Cai Fei, Wei Yuehua, Kirchhofer Daniel, Chang Andrew, Zhang Yingnan
Departments of Biological Chemistry, Genentech, Inc., South San Francisco, California, United States of America.
DeepSeq.AI, Inc., San Francisco, California United States of America.
PLoS Comput Biol. 2024 Nov 18;20(11):e1012609. doi: 10.1371/journal.pcbi.1012609. eCollection 2024 Nov.
Peptides are an emerging modality for developing therapeutics that can either agonize or antagonize cellular pathways associated with disease, yet peptides often suffer from poor chemical and physical stability, which limits their potential. However, naturally occurring disulfide-constrained peptides (DCPs) and de novo designed Hyperstable Constrained Peptides (HCPs) exhibiting highly stable and drug-like scaffolds, making them attractive therapeutic modalities. Previously, we established a robust platform for discovering peptide therapeutics by utilizing multiple DCPs as scaffolds. However, we realized that those libraries could be further improved by considering the foldability of peptide scaffolds for library design. We hypothesized that specific sequence patterns within the peptide scaffolds played a crucial role in spontaneous folding into a stable topology, and thus, these sequences should not be subject to randomization in the original library design. Therefore, we developed a method for designing highly diverse DCP libraries while preserving the inherent foldability of each scaffold. To achieve this, we first generated a large-scale dataset from yeast surface display (YSD) combined with shotgun alanine scan experiments to train a machine-learning (ML) model based on techniques used for natural language understanding. Then we validated the ML model with experiments, showing that it is able to not only predict the foldability of peptides with high accuracy across a broad range of sequences but also pinpoint residues critical for foldability. Using the insights gained from the alanine scanning experiment as well as prediction model, we designed a new peptide library based on a de novo-designed HCP, which was optimized for enhanced folding efficiency. Subsequent panning trials using this library yielded promising hits having good folding properties. In summary, this work advances peptide or small protein domain library design practices. These findings could pave the way for the efficient development of peptide-based therapeutics in the future.
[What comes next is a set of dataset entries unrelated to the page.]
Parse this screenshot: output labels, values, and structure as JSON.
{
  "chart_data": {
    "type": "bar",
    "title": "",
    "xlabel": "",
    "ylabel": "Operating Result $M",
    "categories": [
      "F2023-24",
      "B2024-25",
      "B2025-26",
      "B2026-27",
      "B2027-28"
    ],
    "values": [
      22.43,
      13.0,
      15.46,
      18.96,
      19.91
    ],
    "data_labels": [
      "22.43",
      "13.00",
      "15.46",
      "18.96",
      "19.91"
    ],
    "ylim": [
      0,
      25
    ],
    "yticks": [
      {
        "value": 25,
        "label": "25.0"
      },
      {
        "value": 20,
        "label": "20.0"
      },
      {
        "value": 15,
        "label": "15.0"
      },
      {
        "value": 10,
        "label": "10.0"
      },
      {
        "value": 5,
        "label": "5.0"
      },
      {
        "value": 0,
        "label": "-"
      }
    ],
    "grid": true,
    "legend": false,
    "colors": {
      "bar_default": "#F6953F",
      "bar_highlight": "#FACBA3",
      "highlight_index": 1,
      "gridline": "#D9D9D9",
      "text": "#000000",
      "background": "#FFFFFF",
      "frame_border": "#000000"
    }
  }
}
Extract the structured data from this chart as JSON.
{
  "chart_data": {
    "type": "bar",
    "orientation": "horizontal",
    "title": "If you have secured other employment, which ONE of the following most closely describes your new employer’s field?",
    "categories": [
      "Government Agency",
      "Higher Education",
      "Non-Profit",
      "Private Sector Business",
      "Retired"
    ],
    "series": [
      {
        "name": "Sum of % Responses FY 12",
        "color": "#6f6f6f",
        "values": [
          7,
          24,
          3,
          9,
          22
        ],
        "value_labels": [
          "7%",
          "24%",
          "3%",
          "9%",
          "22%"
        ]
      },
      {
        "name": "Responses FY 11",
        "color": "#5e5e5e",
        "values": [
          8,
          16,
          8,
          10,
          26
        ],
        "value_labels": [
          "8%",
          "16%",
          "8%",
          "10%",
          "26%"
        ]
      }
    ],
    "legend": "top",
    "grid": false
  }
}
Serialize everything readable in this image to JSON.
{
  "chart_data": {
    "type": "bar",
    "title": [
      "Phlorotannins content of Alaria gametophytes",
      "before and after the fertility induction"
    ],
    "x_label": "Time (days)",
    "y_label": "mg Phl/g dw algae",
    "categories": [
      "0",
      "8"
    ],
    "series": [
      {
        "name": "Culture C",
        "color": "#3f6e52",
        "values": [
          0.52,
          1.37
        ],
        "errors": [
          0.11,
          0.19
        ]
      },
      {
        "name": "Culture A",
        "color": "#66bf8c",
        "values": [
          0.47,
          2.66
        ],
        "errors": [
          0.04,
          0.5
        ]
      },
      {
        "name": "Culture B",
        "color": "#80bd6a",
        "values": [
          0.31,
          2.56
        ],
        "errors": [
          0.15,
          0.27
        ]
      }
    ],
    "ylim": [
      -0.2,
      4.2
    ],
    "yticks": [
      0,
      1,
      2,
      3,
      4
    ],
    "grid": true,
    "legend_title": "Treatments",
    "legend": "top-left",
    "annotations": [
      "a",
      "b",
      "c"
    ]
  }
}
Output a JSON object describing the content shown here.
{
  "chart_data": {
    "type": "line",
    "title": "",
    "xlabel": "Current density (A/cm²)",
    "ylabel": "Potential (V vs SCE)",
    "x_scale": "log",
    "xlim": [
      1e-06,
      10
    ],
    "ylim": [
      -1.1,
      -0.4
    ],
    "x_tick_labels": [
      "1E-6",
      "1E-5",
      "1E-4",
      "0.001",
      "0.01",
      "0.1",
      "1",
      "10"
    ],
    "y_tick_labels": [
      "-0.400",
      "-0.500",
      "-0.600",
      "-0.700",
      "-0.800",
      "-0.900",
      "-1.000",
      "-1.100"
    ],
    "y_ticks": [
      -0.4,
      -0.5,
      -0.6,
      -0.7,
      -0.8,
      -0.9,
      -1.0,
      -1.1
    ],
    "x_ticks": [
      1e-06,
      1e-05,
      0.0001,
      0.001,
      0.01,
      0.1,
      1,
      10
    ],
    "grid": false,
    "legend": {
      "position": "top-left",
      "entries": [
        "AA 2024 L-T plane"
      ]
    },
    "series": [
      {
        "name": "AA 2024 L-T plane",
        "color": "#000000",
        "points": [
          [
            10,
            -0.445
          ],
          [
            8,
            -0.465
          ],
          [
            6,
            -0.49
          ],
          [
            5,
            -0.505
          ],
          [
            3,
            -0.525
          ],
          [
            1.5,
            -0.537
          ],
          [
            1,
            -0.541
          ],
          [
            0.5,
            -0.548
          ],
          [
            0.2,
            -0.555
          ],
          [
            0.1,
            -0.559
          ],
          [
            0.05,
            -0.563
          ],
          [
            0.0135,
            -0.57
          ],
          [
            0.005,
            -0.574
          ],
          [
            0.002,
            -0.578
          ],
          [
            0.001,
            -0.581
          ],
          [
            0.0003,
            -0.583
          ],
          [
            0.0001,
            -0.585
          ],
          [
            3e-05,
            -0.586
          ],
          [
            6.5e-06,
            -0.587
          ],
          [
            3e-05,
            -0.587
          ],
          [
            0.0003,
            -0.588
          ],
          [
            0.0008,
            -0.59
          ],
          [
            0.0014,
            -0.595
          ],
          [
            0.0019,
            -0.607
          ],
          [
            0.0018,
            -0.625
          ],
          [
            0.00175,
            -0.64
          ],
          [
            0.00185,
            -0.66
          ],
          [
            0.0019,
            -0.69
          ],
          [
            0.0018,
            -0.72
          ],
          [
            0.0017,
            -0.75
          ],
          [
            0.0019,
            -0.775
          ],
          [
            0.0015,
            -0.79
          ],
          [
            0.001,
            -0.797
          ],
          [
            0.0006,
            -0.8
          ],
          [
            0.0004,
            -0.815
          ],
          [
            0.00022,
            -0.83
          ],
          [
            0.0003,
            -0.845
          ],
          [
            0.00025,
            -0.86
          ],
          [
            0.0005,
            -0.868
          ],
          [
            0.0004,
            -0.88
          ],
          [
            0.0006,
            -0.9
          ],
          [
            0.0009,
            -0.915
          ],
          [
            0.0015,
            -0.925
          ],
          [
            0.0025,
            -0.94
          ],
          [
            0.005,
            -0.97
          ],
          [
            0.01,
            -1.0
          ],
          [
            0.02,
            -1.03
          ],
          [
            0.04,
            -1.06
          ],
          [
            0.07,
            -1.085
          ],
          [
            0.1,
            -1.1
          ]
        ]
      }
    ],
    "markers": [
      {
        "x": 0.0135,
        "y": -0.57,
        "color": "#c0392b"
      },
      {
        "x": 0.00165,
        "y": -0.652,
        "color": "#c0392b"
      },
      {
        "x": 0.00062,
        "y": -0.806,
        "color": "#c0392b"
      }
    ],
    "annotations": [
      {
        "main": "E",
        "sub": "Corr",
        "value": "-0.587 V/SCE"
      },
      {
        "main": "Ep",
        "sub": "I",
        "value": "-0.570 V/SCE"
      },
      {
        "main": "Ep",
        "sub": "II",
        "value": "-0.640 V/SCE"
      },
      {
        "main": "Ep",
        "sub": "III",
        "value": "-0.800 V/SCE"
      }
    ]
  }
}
肽是一种新兴的治疗药物开发模式,它可以激活或拮抗与疾病相关的细胞通路,然而肽往往具有较差的化学和物理稳定性,这限制了它们的潜力。然而,天然存在的二硫键约束肽(DCP)和从头设计的超稳定约束肽(HCP)具有高度稳定且类似药物的支架结构,使其成为有吸引力的治疗模式。此前,我们利用多种DCP作为支架建立了一个强大的肽治疗药物发现平台。然而,我们意识到,通过在文库设计中考虑肽支架的可折叠性,这些文库可以得到进一步改进。我们假设肽支架内的特定序列模式在自发折叠成稳定拓扑结构中起着关键作用,因此,这些序列在原始文库设计中不应被随机化。因此,我们开发了一种在保留每个支架固有可折叠性的同时设计高度多样化DCP文库的方法。为了实现这一点,我们首先从酵母表面展示(YSD)结合鸟枪法丙氨酸扫描实验生成了一个大规模数据集,以基于用于自然语言理解的技术训练机器学习(ML)模型。然后我们通过实验验证了ML模型,表明它不仅能够在广泛的序列范围内高精度地预测肽的可折叠性,还能确定对可折叠性至关重要的残基。利用从丙氨酸扫描实验以及预测模型中获得的见解,我们基于一种从头设计的HCP设计了一个新的肽文库,该文库针对提高折叠效率进行了优化。随后使用该文库进行的淘选试验产生了具有良好折叠特性的有前景的命中序列。总之,这项工作推进了肽或小蛋白质结构域文库的设计实践。这些发现可能为未来基于肽的治疗药物的高效开发铺平道路。